Pour construire la nouvelle idée, il fallut d’abord détruire la précédente, même si le christianisme ne fut que le développement du judaïsme, et non le remplacement de celui-ci, comme sept siècles plus tard avec l’islam. Pour ériger cette mythologie, des hommes usèrent de mensonges et d’inventions autour de ma vie et de mes concepts. Ils racontèrent, des siècles après mon insipide existence parmi eux, une fable qui influença durant deux millénaires la civilisation humaine, ou du moins une partie.

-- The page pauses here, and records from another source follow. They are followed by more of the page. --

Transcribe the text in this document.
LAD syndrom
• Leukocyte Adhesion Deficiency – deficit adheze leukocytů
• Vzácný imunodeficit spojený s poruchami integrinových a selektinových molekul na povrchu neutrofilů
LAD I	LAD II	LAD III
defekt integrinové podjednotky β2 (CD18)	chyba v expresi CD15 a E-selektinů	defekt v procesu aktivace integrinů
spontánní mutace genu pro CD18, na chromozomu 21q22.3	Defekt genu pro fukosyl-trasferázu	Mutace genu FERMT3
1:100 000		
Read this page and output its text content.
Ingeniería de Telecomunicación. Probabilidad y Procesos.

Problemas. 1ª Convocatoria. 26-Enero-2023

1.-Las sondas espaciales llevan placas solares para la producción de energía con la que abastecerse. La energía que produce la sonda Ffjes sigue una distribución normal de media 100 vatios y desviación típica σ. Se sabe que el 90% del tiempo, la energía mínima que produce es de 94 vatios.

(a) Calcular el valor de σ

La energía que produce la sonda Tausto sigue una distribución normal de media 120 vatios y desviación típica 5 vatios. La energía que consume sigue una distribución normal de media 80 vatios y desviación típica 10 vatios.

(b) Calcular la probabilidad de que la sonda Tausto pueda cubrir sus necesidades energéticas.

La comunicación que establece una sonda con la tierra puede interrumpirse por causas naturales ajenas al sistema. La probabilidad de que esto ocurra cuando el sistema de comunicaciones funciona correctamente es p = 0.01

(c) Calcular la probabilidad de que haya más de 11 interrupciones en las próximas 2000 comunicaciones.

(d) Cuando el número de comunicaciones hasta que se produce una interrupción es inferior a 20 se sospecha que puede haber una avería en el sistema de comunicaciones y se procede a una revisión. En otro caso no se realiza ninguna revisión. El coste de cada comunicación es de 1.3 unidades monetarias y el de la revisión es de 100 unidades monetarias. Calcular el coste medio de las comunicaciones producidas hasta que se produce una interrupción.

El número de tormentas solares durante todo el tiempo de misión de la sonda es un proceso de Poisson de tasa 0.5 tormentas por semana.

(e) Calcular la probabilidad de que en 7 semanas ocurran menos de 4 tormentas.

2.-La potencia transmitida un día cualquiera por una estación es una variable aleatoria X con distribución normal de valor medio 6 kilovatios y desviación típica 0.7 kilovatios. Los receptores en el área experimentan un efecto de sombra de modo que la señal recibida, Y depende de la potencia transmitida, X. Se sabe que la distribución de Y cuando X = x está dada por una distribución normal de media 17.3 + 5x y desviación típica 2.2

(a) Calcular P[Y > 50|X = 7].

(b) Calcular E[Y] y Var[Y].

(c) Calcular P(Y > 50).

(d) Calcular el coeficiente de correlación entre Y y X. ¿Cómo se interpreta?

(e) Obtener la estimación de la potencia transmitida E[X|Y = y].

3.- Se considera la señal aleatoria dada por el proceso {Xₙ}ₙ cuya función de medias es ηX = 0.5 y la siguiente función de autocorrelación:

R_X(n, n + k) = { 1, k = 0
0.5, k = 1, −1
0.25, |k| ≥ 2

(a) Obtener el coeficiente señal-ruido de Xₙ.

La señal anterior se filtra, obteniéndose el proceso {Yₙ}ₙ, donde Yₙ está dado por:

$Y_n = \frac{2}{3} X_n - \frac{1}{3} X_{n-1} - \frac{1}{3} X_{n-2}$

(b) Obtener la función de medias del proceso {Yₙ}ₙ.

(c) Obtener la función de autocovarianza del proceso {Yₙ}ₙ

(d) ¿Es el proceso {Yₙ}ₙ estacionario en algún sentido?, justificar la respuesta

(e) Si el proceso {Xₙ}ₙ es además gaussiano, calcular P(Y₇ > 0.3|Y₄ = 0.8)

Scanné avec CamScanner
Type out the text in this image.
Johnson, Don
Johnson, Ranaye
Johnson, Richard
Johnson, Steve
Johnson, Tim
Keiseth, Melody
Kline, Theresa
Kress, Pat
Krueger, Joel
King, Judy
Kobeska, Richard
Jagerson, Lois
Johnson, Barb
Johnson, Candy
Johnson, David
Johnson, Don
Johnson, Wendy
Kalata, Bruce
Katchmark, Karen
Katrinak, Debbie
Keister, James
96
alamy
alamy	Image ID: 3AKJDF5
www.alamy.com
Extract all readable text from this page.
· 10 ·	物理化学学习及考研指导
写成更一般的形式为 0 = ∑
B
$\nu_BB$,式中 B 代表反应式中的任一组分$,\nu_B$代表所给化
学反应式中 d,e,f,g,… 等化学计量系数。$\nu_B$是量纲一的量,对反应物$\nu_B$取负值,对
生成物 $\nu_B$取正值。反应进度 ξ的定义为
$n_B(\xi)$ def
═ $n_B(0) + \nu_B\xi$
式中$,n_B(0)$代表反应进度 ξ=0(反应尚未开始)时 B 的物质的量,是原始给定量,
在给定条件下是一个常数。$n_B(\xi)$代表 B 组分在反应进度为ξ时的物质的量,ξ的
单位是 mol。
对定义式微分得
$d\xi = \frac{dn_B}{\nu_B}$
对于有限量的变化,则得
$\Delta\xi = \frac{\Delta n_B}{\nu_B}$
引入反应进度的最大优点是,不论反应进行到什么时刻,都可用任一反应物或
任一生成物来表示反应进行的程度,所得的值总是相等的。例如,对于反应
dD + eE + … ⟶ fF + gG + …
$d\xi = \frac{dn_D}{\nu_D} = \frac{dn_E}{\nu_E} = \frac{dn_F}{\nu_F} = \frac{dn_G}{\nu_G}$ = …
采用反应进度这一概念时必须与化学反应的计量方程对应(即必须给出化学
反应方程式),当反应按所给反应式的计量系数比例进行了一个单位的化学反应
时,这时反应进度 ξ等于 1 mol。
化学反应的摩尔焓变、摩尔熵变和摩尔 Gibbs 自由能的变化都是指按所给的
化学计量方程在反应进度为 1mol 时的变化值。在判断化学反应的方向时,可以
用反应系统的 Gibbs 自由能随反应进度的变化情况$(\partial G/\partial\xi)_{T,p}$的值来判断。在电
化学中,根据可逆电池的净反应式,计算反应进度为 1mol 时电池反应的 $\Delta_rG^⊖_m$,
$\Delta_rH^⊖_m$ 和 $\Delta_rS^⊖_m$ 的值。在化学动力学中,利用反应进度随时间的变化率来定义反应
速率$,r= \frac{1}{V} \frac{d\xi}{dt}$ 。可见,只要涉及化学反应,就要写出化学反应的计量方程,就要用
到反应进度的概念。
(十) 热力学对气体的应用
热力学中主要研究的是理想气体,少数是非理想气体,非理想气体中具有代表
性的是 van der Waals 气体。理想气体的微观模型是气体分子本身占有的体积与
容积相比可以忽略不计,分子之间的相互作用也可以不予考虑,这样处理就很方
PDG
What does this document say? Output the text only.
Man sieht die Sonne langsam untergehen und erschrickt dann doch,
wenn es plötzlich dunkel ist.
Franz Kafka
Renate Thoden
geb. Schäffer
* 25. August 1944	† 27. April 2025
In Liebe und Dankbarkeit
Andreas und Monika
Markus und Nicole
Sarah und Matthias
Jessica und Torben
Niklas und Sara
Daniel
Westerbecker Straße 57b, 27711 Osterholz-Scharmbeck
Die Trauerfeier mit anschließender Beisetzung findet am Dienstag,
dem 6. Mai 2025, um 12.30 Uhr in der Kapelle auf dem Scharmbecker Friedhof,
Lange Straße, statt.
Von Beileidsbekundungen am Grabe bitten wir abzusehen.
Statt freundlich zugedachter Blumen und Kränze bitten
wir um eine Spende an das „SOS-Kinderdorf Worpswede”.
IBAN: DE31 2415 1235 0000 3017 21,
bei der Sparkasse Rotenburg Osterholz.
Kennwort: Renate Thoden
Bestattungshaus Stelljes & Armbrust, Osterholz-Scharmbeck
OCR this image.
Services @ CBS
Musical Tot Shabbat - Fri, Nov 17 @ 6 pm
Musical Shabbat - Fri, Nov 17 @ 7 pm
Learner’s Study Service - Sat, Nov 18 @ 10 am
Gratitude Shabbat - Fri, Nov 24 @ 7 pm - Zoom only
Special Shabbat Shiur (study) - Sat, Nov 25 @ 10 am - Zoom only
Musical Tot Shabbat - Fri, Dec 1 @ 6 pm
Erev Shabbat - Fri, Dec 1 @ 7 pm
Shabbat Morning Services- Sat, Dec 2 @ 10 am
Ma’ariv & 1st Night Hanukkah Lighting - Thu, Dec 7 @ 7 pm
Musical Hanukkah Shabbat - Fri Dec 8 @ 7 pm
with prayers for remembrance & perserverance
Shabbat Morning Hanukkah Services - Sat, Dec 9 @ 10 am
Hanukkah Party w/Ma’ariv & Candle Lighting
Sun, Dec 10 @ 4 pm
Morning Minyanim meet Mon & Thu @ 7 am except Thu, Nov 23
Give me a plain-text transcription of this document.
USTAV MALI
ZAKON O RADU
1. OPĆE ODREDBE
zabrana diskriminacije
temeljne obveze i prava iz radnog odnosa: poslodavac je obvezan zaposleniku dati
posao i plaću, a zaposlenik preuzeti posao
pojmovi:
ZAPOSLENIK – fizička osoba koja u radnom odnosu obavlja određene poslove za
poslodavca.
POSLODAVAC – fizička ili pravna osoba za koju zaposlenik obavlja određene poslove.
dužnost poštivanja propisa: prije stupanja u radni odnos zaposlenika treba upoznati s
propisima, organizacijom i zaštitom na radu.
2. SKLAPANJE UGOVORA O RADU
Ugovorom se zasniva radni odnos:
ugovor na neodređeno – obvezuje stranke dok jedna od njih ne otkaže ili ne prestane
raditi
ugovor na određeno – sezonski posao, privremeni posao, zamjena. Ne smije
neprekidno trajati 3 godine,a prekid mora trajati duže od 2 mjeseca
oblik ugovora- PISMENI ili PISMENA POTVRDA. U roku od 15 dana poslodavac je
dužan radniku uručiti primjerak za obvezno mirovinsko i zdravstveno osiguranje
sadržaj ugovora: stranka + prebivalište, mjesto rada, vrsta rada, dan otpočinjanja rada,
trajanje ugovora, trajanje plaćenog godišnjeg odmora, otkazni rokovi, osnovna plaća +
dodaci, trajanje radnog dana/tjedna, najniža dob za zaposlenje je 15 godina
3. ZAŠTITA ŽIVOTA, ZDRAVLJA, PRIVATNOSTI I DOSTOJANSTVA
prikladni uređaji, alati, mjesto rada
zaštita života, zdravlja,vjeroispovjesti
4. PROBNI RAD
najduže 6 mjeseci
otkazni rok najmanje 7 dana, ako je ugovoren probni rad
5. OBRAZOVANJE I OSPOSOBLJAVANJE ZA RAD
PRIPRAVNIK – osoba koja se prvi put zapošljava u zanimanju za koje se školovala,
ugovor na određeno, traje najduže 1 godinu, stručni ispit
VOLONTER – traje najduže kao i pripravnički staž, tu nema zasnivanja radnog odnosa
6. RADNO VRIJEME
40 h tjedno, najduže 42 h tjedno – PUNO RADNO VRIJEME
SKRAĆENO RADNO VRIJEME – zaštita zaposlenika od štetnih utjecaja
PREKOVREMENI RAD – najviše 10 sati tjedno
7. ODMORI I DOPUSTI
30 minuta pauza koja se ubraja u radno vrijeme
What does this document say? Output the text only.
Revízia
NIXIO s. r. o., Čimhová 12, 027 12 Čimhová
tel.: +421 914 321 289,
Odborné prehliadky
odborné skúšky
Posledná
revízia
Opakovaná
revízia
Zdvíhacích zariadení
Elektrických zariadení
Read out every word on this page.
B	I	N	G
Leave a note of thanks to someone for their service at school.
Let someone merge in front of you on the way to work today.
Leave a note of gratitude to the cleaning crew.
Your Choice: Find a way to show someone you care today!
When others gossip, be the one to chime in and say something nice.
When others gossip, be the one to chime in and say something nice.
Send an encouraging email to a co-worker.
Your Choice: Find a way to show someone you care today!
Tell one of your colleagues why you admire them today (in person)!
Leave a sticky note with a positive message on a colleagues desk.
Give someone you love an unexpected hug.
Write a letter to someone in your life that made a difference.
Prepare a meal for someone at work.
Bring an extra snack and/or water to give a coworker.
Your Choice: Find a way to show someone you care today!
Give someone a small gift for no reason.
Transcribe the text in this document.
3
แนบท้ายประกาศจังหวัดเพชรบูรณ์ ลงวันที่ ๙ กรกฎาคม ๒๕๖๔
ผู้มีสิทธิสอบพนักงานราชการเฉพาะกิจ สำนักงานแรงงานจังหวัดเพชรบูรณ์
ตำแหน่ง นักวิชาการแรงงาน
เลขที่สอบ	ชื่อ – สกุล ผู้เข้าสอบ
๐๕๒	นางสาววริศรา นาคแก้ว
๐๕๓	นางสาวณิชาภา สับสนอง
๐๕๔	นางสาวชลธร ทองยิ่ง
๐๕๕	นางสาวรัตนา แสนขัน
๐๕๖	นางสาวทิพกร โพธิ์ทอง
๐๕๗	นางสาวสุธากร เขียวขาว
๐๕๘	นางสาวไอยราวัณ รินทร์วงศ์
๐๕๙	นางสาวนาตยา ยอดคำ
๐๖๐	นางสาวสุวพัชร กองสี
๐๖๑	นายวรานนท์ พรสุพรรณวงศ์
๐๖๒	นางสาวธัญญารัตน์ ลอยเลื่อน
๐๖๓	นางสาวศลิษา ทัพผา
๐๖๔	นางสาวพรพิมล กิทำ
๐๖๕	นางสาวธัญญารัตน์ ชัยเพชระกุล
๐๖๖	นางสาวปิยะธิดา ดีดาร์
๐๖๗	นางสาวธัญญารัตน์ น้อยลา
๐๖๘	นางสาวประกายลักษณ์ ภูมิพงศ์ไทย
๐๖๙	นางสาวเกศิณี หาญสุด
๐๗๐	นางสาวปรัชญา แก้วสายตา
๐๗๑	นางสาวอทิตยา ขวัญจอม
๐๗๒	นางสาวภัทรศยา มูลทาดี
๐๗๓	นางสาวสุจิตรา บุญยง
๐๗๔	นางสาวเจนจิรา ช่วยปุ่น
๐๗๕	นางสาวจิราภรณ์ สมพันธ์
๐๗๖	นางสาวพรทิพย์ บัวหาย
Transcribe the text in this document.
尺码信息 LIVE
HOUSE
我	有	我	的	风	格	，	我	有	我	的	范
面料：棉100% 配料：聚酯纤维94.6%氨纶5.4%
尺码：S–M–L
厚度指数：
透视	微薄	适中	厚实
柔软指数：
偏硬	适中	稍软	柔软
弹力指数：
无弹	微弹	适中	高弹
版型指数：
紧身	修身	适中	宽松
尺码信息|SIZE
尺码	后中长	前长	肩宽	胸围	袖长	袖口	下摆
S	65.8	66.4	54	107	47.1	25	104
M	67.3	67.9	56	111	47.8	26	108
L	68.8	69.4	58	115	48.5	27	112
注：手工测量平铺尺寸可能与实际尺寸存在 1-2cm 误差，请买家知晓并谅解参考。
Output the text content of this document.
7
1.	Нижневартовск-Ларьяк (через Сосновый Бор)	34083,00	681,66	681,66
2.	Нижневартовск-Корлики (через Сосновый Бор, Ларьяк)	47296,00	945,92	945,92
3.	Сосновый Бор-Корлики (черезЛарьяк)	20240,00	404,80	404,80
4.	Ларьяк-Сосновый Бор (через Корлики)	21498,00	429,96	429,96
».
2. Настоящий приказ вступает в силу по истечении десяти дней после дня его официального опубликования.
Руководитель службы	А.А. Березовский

Le raccourci peut sembler simpliste, mais, si les Livres avaient désigné Ponce Pilate et les Romains comme les responsables de mon exécution, les pogroms russes ou la Shoah n’auraient probablement pas eu lieu. À la place, Jean dit, dans son Évangile : « et Caïphe était celui qui avait donné ce conseil aux Juifs : il est avantageux qu’un seul homme meure pour le peuple. » Les Juifs ont inventé le monothéisme, en opposition aux cultes païens polythéistes, mais l’antisémitisme naît surtout dans le christianisme et l’islam, les deux religions issues du judaïsme. On insinue que le sanhédrin m’a condamné alors qu’il n’avait pas ce pouvoir. J’y étais. Je suis le seul aujourd’hui qui puisse rétablir la vérité. Ponce Pilate a ordonné ma mort, plus par indifférence que par conviction. Il est évident qu’il n’a jamais envisagé la portée de sa décision. Je dois témoigner des faits déroulés en ces temps reculés, bien qu’ils soient actuellement dénués d’un quelconque intérêt. Il faut me croire. Je n’ai pas trop d’inquiétude sur ce point, nombres ont souvent cru en ma parole. Pour dédouaner Pilate et confirmer la responsabilité des Hébreux, on a décrit l’épisode où le peuple juif peut encore me sauver et où il préfère permettre la libération de Barrabas, rebut de la société judéenne. Bien sûr, la trahison de mon ami Judas Iscariote a été l’autre fondement de deux millénaires de haine féroce et de massacres de masse. Les Évangiles ont sali la pureté de mon amour pour Judas afin d’asseoir leur nouvel ordre nauséabond. Ce n’est pas ce que je voulais, si tant est que je voulus quoi que ce fût.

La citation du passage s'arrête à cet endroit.